With rebuilding underway, Nepal authorities vigilant about child trafficking
Dozens of children rescued, returned home.
School where Swotha, Estha, Sushma and 40 other students were kept for a couple of days |
“Our school was destroyed and so was our home. So, when he told us about taking us with him to help us to live in a safe place and provide education facilities, we were happy to follow him to Kathmandu,” said 11-year-old Sushma Tamang.
The sisters, along with 42 other children ranging in age from five to 16, traveled from Ri village to Kathmandu, where they were told to make themselves at home in a Christian missionary school.
With the help of a pastor and the verbal OK from a local official, the children were moved to the shelter.

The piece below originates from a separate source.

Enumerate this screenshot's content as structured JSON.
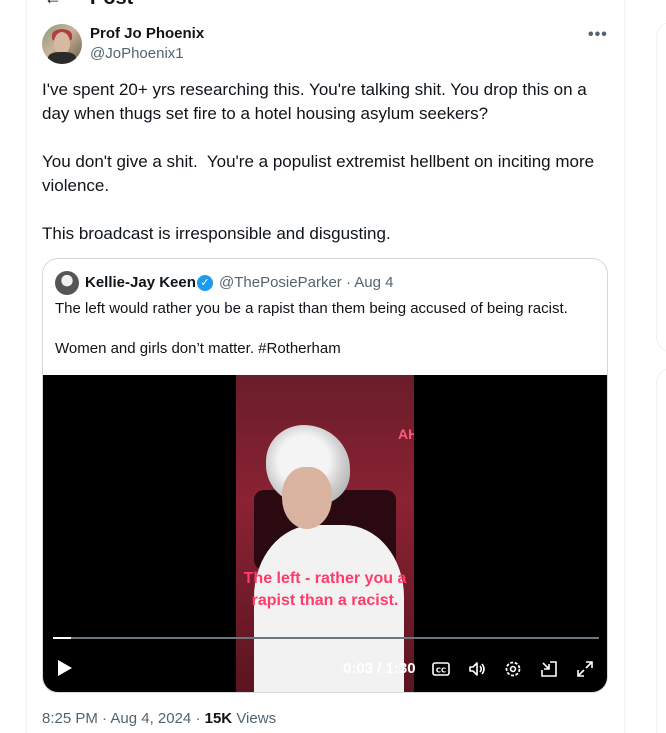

But it raised eyebrows among locals, who tipped off the government’s Central Child Welfare Board (CCWB), which quickly dismantled the housing and returned the children to their families.
Though the CCWB did not file any charges against the neighbor, who they believe was not ill-intentioned, they warned that such arrangements have made children acutely vulnerable to trafficking in the aftermath of the quake. Almost 8,700 people died in the April 25 earthquake and a second one that hit two weeks later, leaving tens of thousands homeless.
“Child trafficking is particularly prominent during time of disasters. And unfortunately, the districts hit by the earthquake belong to the remote, rural and poor communities and the children from there are an easy target now,” said Tarak Dhital, chief of the CCWB.
In the one month since the earthquake hit, 56 children from Dhading and Dolakha alone — two of the worst hit districts — have been rescued by CCWB in coordination with the police, he said.
The children rescued from the Kathmandu school were moved to a temporary shelter and given physiological counseling before being returned to their families, said Dhital. Authorities are now searching for alternative shelter for Swotha, Estha and Sushma.
While the numbers of rescued children remains low, protection authorities are concerned that the earthquake and its aftermath will lead to large-scale exploitation.
“There are even reports of child orphanages and child care homes shifting from Kathmandu to other parts of the country as the government recently tried to crack down on many such places after increasing cases of abuse and exploitation of children were reported,” said Yubaraj Ghimire, child protection coordinator at Children and Women in Social Services and Human Rights, a local NGO.
“The biggest challenge to protecting the rights of the young children is that most them come from very remote and poor families and it is easy to tempt these children and even the parents to send them with groups or individuals who claim to work for child safety and offer a better future,” he said.
In the coming weeks and months, there is likely to be a rise in the number of children migrating to border areas for work with their parents or on their own. This would further worsen the already serious problem of child trafficking, especially that of young girls to India. “They are easy targets, can be easily tempted with money and other promises, and most important is that parents are willing to send their children,” he said.
Late last month, police arrested five people, including two Indian and three Nepali citizens, for allegedly trafficking 19 children from Dolakha district, another remote district badly affected by the earthquakes. “We have filed charges against the suspects for human trafficking,” said Dan Bahadur Karki, Deputy Superintendent of Police at the Metropolitan Police Circle, based in Kathmandu. The children were returned to their parents.
Across nearly two-dozen districts affected by the earthquakes, 1.7 million children remain in urgent need of humanitarian aid, according to UNICEF. As the weeks pass, the risk of long-term physical and emotional impacts is growing. Similarly, Save the Children has said that more than 7,000 schools were damaged due to the 7.8 and 7.3 earthquakes on April 25 and May 12 respectively.
“The days after any big disaster are a very crucial time to help the children to stay with their families and relatives. So, the government and concerned authorities should ensure the safety and home environment as well as support in their proper rehabilitation,” said Sapana Pradhan Malla, a human rights lawyer. “The districts from where the children are being transported, including Dhading and Dolakha, are already prone to human trafficking including that of children and young girls and women to various Indian states. So, there was already a network working before the disaster occurred, and the volatile situation where children are unaccompanied provides an opportune moment for the traffickers to conduct activities,” she said.
Concerned over the reports of abuse, exploitation, transport and trafficking of children from the disaster-hit remote villages, the Ministry of Women Children and Social Welfare (MoWCSW) has come up with emergency measures.
Local and foreign adoption is temporarily banned, while transport of children from their homeland to another place without parents and permission from the local authorities has also been outlawed. The government has also imposed a ban on registration of new orphanages in the country after the disaster hit the country.
Authorities have also ordered local governments not to issue permission for any orphanages or child shelters opened specifically for child survivors of the disaster, said Radhika Aryal, joint secretary at the MoWCSW.
“Children are more vulnerable to abuse and exploitation during a disaster and in the aftermath of a disaster. And most of the children who have suffered in this disaster come from remote, poor households and the prospect of leading a comfortable life eludes them,” she said.